Another deal he lost was with the Muscle Shoals Rhythm Section, who went on to open the Muscle Shoals Sound Studio in an old coffin showroom at 3614 Jackson Highway in nearby Sheffield. And so, while FAME was turning to Chess Records to continue recording big names, Muscle Shoals Sound Studio had to find their niche, which is where the story led, as they went on to record The Rolling Stones, Aretha Franklin, Duane Allman, George Michael, Wilson Pickett, Willie Nelson, Lynyrd Skynyrd, Joe Cocker, Levon Helm, Paul Simon, Bob Seger, Rod Stewart, Tamiko Jones, Cher and Cat Stevens.

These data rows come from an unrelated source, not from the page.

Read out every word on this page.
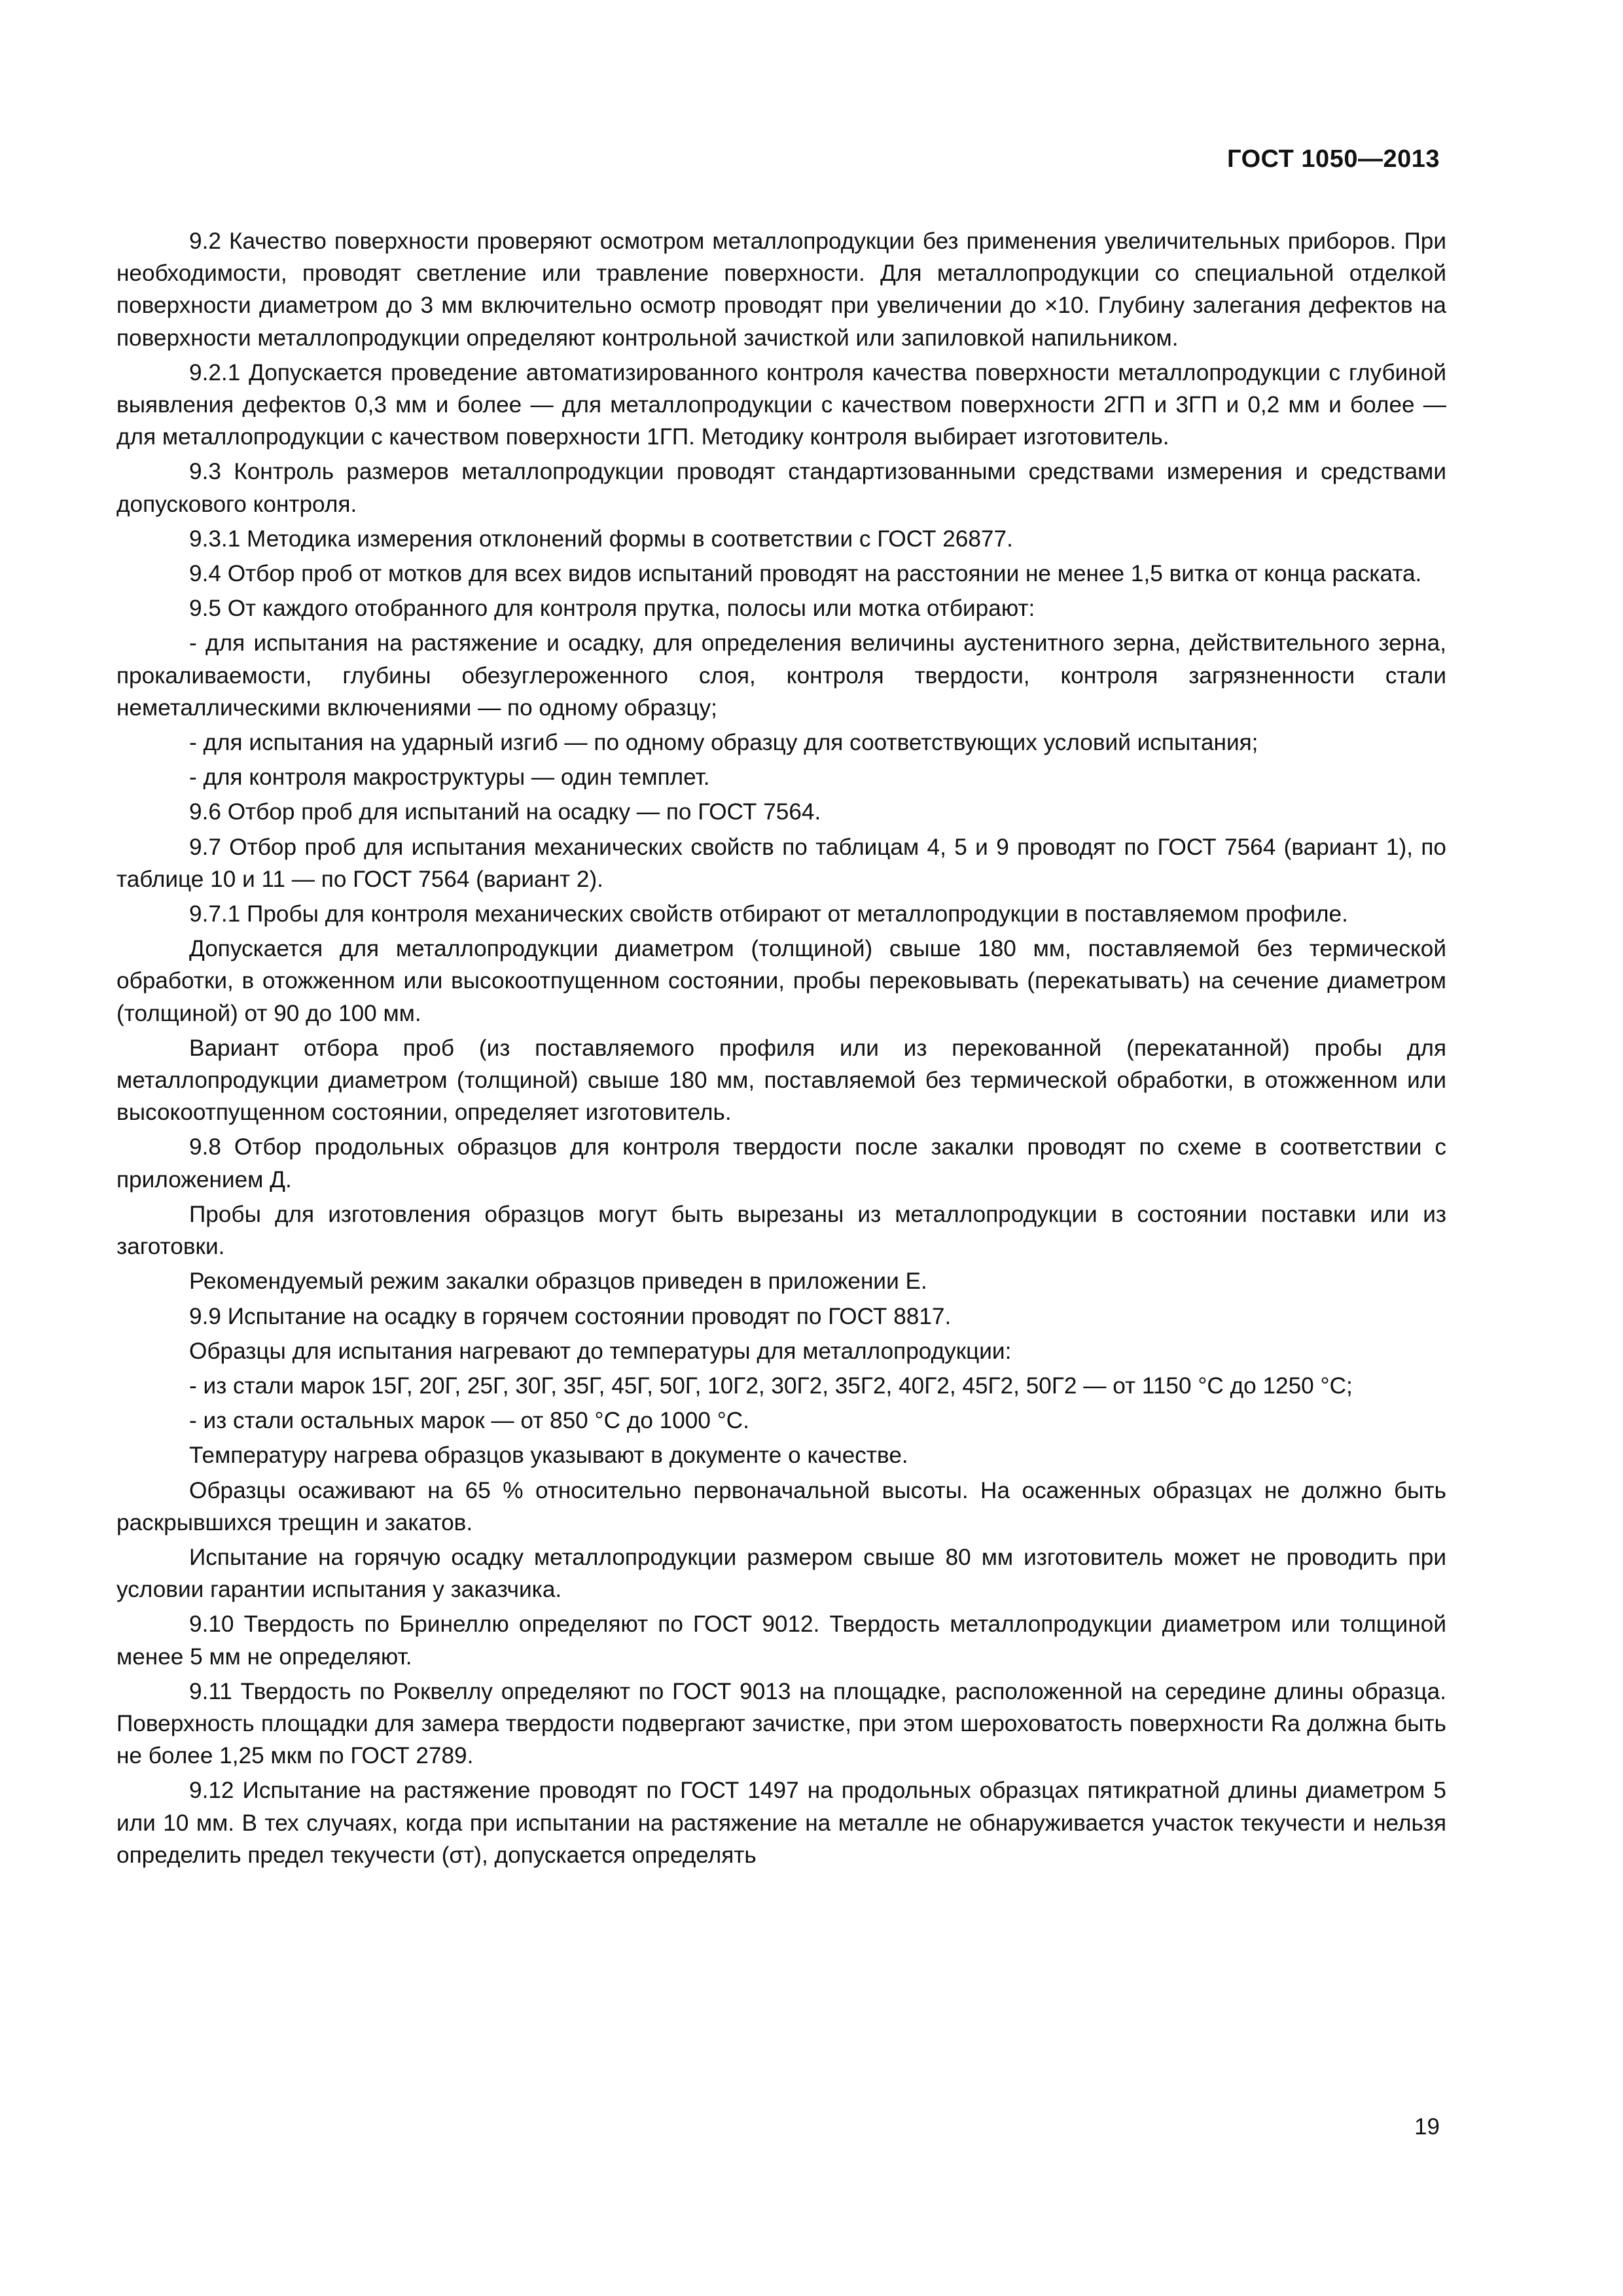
ГОСТ 1050—2013

9.2 Качество поверхности проверяют осмотром металлопродукции без применения увеличительных приборов. При необходимости, проводят светление или травление поверхности. Для металлопродукции со специальной отделкой поверхности диаметром до 3 мм включительно осмотр проводят при увеличении до ×10. Глубину залегания дефектов на поверхности металлопродукции определяют контрольной зачисткой или запиловкой напильником.

9.2.1 Допускается проведение автоматизированного контроля качества поверхности металлопродукции с глубиной выявления дефектов 0,3 мм и более — для металлопродукции с качеством поверхности 2ГП и 3ГП и 0,2 мм и более — для металлопродукции с качеством поверхности 1ГП. Методику контроля выбирает изготовитель.

9.3 Контроль размеров металлопродукции проводят стандартизованными средствами измерения и средствами допускового контроля.

9.3.1 Методика измерения отклонений формы в соответствии с ГОСТ 26877.

9.4 Отбор проб от мотков для всех видов испытаний проводят на расстоянии не менее 1,5 витка от конца раската.

9.5 От каждого отобранного для контроля прутка, полосы или мотка отбирают:

- для испытания на растяжение и осадку, для определения величины аустенитного зерна, действительного зерна, прокаливаемости, глубины обезуглероженного слоя, контроля твердости, контроля загрязненности стали неметаллическими включениями — по одному образцу;

- для испытания на ударный изгиб — по одному образцу для соответствующих условий испытания;

- для контроля макроструктуры — один темплет.

9.6 Отбор проб для испытаний на осадку — по ГОСТ 7564.

9.7 Отбор проб для испытания механических свойств по таблицам 4, 5 и 9 проводят по ГОСТ 7564 (вариант 1), по таблице 10 и 11 — по ГОСТ 7564 (вариант 2).

9.7.1 Пробы для контроля механических свойств отбирают от металлопродукции в поставляемом профиле.

Допускается для металлопродукции диаметром (толщиной) свыше 180 мм, поставляемой без термической обработки, в отожженном или высокоотпущенном состоянии, пробы перековывать (перекатывать) на сечение диаметром (толщиной) от 90 до 100 мм.

Вариант отбора проб (из поставляемого профиля или из перекованной (перекатанной) пробы для металлопродукции диаметром (толщиной) свыше 180 мм, поставляемой без термической обработки, в отожженном или высокоотпущенном состоянии, определяет изготовитель.

9.8 Отбор продольных образцов для контроля твердости после закалки проводят по схеме в соответствии с приложением Д.

Пробы для изготовления образцов могут быть вырезаны из металлопродукции в состоянии поставки или из заготовки.

Рекомендуемый режим закалки образцов приведен в приложении Е.

9.9 Испытание на осадку в горячем состоянии проводят по ГОСТ 8817.

Образцы для испытания нагревают до температуры для металлопродукции:

- из стали марок 15Г, 20Г, 25Г, 30Г, 35Г, 45Г, 50Г, 10Г2, 30Г2, 35Г2, 40Г2, 45Г2, 50Г2 — от 1150 °С до 1250 °С;

- из стали остальных марок — от 850 °С до 1000 °С.

Температуру нагрева образцов указывают в документе о качестве.

Образцы осаживают на 65 % относительно первоначальной высоты. На осаженных образцах не должно быть раскрывшихся трещин и закатов.

Испытание на горячую осадку металлопродукции размером свыше 80 мм изготовитель может не проводить при условии гарантии испытания у заказчика.

9.10 Твердость по Бринеллю определяют по ГОСТ 9012. Твердость металлопродукции диаметром или толщиной менее 5 мм не определяют.

9.11 Твердость по Роквеллу определяют по ГОСТ 9013 на площадке, расположенной на середине длины образца. Поверхность площадки для замера твердости подвергают зачистке, при этом шероховатость поверхности Ra должна быть не более 1,25 мкм по ГОСТ 2789.

9.12 Испытание на растяжение проводят по ГОСТ 1497 на продольных образцах пятикратной длины диаметром 5 или 10 мм. В тех случаях, когда при испытании на растяжение на металле не обнаруживается участок текучести и нельзя определить предел текучести (σт), допускается определять

19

One of the secrets of both FAME Studios and the Muscle Shoals Sound Studio was the perspective of transcending race. In Alabama in the 60s, racial tension was at a snapping point. In 1963, Alabama governor George Wallace stood in front of the doorway of the newly-desegregated University of Alabama at Tuscaloosa to block the entry of two Black students. Lynchings were still too common, and the Klan had a real membership. But in FAME, in Muscle Should Sound Studio, there was only music. When the players were inside, they were one. But when they left the studio, the racism was clear to all.

And oddly enough, if there was one thing people hated more than Black and white going to the corner store together after a session, it was the addition of a hippie. And one man in particular in the Muscle Shoals scene exuded the hippie vibe, and that was guitar player Duane Allman of the Allman Brothers Band. As he walked down the street with a tie dye shirt and rough jeans, long hair and a Mexican mustache, even Black players wanted to keep their distance.

The transcendent quality of the Muscle Shoals studio with respect to color also carried to the music they produced. It was R&B, it was soul. It was country music and rock and roll, It was pop and gospel and funk and it all made it to the charts.

What was the “Muscle Shoals Sound?” Really, it was less of a sound and more of a place. The Swampers said it as a joke, a take-off on the “Memphis sound” and the “Nashville sound.” And in the end, they all shrugged and said, “why not?”

Halfway between Atlanta and Memphis, on the bank of the Tennessee River, the shoals that were its namesake long before destroyed by the construction of the Wilson Dam, a sound came out of the docks and the hospitals, above the drugstores and in the shadows of coffins. This sound found its way to Atlantic and Stax Records and Chess alike, and it is memorialized today. If you’re down Alabama way, check it out. And pour yourself a glass of water.